Brest insoumise
et les associations

10 octobre 2025

12,5 millions. Près d’un Français sur 5 : c’est le nombre des bénévoles engagés dans le secteur associatif en France. 1 Français sur deux déclarait en 2021 avoir fait des dons aux associations. On le sait, le secteur associatif est une composante essentielle de notre tissu social et économique, en France, comme à Brest.

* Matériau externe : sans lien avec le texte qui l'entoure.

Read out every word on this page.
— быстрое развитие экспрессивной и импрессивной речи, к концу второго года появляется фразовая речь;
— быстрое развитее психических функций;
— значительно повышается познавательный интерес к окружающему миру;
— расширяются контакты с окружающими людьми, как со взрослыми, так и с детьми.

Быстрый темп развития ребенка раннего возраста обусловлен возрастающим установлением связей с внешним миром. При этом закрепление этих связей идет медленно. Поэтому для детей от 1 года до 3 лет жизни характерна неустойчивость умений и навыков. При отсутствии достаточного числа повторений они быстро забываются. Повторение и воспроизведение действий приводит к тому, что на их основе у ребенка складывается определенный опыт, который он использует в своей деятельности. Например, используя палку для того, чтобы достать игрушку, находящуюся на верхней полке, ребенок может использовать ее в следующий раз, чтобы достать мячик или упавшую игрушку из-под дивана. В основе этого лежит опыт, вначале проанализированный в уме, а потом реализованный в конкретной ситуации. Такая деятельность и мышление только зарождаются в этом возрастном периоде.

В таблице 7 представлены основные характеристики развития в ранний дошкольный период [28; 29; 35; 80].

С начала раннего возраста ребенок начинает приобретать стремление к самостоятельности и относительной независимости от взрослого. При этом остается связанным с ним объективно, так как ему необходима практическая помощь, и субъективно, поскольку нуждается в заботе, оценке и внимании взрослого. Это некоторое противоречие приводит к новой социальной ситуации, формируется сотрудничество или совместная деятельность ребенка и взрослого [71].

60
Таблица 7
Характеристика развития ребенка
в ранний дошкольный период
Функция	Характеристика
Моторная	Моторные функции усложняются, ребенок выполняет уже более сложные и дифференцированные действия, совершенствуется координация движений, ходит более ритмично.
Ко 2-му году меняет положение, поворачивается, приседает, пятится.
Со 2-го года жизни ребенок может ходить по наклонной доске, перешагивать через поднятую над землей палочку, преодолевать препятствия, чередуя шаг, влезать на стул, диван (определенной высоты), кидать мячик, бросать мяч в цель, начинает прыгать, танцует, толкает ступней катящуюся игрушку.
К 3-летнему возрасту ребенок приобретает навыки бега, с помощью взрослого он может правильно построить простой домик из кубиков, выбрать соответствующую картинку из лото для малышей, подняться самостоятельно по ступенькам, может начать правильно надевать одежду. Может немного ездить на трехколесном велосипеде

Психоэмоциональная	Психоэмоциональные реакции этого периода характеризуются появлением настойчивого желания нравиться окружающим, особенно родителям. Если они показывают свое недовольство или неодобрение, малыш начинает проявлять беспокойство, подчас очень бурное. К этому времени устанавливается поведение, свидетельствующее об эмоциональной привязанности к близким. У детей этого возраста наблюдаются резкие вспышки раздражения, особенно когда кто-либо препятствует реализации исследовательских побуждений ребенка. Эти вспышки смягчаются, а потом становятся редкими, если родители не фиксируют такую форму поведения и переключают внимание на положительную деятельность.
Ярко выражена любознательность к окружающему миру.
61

Au niveau national, on dénombrait en 2018 1,3 millions d’associations actives, pour 113 milliards d’euros de revenus totaux, plus de 150 000 structures employeuses, et 1,905 million de salariés.

Mais derrière ces chiffres importants, il nous faut être vigilants : en effet, le secteur associatif national connaît aujourd’hui un véritable plan social silencieux, avec d’abord la fin des contrats aidés, puis le désengagement des pouvoirs publics notamment aux échelles régionales et départementales, et enfin avec la concurrence du privé lucratif sur de nombreux secteurs.

Rappelons aussi que l’aide de l’État au secteur associatif n’est que de 16 milliards contre 211 milliards au privé lucratif.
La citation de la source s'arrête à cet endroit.